San Diego State University says it has frozen hiring for most faculty and staff positions due to expected cuts in state funding, a setback that comes while the school is experiencing record enrollment.
President Adela de la Torre announced the partial freeze in a March 20 email to employees, noting that SDSU’s collective budget deficit for this fiscal year and the next two could amount to tens of millions of dollars.
The university says it has already reduced its current budget and is hustling to do more. SDSU currently has about 4,443 faculty and staff, not all of whom will be affected.
“There will be exceptions made on a case-by-case basis to fulfill critical positions,” SDSU said in a statement to The San Diego Union-Tribune.
The belt-tightening, and the use of one-time revenue streams, “will allow us to avoid and prevent the campus-wide layoffs we see elsewhere,” De la Torre, an economist, said in her email.
SDSU began bracing for trouble last year when it became apparent that the state was having serious budget problems.

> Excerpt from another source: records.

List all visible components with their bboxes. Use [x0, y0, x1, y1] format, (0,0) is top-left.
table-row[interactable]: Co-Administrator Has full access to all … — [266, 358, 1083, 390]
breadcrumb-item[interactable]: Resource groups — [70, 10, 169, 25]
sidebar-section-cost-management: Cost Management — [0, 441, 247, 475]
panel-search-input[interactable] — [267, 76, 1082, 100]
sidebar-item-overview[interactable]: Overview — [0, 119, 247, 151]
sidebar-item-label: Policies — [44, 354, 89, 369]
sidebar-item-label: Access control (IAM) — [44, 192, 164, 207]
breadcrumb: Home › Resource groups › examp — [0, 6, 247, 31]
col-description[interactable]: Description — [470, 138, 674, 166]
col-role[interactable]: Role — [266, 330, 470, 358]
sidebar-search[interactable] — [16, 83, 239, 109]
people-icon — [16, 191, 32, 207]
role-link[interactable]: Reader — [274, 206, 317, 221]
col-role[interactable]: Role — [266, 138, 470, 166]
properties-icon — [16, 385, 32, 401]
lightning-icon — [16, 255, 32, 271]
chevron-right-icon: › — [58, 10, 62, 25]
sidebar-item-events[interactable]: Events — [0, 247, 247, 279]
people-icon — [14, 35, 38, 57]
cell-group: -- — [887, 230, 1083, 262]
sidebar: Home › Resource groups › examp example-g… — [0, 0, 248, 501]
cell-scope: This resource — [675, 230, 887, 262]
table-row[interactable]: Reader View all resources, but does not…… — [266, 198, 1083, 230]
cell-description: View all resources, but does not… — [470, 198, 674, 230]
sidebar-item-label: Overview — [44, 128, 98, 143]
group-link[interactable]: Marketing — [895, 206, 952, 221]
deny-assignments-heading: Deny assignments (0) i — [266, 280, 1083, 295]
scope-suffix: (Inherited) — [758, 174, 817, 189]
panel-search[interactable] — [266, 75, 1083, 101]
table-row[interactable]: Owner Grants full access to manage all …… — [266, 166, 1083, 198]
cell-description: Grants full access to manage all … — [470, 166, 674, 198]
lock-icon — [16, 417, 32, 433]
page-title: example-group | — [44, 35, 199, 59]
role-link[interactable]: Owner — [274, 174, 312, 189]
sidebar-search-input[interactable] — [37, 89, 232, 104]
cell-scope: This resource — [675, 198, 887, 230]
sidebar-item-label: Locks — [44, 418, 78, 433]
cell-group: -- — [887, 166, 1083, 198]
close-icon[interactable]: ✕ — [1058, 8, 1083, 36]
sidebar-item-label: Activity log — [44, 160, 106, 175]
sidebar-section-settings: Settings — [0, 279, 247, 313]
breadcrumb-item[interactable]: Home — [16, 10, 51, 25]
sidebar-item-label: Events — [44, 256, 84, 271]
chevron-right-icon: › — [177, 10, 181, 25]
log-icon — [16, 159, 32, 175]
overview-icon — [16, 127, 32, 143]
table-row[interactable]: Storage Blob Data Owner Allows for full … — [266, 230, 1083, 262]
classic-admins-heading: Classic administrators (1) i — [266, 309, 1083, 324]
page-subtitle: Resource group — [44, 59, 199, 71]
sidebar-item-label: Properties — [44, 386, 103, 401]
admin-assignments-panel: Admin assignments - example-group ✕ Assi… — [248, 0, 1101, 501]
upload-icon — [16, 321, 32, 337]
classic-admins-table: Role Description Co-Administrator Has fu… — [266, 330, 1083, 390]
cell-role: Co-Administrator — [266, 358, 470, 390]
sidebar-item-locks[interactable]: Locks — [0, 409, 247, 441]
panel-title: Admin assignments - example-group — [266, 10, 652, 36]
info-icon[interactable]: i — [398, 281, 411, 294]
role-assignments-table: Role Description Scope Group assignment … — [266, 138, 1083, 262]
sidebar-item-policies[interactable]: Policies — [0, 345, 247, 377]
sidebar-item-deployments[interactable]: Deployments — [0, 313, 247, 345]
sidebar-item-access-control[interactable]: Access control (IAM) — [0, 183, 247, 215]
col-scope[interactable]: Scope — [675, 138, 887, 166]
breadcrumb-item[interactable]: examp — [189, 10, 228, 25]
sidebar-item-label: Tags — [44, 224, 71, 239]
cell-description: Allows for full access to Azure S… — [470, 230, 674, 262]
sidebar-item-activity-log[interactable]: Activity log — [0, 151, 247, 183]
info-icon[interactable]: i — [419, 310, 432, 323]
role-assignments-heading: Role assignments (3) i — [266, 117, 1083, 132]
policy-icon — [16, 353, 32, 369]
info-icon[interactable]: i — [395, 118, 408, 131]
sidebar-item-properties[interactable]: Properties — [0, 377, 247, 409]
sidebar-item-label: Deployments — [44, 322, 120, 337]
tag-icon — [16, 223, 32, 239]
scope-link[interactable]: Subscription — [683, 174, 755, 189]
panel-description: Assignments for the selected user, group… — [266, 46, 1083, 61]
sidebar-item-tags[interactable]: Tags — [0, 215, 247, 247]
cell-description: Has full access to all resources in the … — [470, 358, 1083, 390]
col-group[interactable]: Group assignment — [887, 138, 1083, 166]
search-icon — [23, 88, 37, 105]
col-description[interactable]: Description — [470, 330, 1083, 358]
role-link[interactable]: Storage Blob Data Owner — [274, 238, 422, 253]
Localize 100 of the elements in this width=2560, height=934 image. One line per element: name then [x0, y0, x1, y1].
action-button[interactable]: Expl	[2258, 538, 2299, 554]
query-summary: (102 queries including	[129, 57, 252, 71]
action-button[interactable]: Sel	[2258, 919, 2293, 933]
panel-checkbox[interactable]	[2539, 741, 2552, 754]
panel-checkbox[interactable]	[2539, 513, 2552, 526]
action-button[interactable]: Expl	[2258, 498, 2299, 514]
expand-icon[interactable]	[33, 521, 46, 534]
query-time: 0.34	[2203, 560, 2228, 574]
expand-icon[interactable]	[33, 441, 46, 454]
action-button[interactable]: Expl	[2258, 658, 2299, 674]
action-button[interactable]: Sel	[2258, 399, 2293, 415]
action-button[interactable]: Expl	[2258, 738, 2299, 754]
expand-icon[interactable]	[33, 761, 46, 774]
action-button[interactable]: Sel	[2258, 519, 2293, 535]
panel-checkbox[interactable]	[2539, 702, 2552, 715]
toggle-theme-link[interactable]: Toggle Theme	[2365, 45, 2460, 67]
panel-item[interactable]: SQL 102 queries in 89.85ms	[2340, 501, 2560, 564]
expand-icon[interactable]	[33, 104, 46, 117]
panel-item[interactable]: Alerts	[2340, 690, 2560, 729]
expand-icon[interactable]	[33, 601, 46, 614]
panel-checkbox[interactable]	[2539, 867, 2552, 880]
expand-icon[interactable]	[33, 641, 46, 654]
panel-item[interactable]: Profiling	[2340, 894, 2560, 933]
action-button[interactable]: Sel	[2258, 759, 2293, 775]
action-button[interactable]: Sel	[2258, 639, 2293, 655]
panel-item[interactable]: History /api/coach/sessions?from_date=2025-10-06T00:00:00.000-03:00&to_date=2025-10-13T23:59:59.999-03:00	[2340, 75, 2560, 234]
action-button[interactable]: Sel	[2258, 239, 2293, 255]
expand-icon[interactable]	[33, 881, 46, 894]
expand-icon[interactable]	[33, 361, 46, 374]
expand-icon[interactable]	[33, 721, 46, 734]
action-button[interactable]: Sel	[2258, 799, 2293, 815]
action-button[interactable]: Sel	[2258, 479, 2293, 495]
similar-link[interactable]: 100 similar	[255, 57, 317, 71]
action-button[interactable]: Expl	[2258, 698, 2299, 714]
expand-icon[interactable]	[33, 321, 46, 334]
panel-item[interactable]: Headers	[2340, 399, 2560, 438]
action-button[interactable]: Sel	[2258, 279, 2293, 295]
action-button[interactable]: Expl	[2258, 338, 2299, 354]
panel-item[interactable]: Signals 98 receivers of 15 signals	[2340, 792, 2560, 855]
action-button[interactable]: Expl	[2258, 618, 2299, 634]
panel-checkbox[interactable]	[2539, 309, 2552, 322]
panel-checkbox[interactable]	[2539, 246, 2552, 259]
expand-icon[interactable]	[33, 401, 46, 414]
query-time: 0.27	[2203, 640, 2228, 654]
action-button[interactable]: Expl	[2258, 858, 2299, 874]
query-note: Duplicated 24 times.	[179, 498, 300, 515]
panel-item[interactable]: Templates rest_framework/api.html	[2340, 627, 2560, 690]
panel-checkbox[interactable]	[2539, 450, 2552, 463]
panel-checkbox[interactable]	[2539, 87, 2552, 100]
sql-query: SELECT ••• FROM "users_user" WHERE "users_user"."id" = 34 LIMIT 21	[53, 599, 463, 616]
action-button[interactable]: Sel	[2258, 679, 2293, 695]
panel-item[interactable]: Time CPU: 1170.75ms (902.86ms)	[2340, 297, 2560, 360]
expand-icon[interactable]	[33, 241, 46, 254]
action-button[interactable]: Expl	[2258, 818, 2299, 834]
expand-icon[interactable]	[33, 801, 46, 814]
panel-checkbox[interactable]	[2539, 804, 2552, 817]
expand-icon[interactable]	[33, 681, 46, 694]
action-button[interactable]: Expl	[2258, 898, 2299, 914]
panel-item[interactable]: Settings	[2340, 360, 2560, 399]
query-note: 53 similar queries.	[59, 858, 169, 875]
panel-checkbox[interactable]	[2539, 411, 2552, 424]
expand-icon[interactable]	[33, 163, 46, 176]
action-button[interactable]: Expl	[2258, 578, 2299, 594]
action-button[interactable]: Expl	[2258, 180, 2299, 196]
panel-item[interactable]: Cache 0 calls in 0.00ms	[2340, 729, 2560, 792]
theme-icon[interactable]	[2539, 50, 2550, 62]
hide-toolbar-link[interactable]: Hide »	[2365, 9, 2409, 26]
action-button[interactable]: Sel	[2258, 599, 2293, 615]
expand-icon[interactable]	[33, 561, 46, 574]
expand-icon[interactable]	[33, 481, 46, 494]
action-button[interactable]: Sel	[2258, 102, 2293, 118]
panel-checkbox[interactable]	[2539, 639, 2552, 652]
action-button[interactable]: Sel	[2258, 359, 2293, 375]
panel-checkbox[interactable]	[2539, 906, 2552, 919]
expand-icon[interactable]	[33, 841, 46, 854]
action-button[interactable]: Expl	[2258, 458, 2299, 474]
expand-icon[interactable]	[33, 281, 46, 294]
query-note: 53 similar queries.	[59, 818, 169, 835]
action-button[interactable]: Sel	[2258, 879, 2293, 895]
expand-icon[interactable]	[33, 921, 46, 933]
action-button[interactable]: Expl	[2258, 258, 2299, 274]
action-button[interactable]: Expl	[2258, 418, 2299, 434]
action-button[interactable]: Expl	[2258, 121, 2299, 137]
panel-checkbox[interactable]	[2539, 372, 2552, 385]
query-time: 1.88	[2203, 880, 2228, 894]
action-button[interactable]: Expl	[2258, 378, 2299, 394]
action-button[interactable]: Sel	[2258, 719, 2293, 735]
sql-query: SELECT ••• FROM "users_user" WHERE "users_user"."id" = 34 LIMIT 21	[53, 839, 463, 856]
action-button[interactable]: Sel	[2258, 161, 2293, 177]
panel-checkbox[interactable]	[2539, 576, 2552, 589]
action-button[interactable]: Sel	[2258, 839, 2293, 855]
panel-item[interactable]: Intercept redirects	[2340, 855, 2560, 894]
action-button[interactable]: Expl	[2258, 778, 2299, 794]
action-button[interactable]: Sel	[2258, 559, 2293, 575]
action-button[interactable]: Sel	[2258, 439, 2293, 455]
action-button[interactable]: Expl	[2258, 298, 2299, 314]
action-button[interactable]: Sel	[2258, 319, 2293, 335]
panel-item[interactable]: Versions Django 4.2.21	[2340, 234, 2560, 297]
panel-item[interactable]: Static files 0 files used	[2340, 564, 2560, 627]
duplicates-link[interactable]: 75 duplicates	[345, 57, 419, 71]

The tension soared on Jan. 10 when Gov. Gavin Newsom said that the 5 percent budget increase he had promised to give the California State University and University of California systems for fiscal 2025-2026 would be delayed by two years.
Instead of a hike, Newsom said the next fiscal budget will include a proposed $375 million cut for the 23-campus CSU and a nearly $400 million cut for the 10-campus UC system.
SDSU also is concerned that it will not receive sufficient state funding to enable the university to keep growing. The main campus east of downtown San Diego surpassed 38,000 students last year for the first time.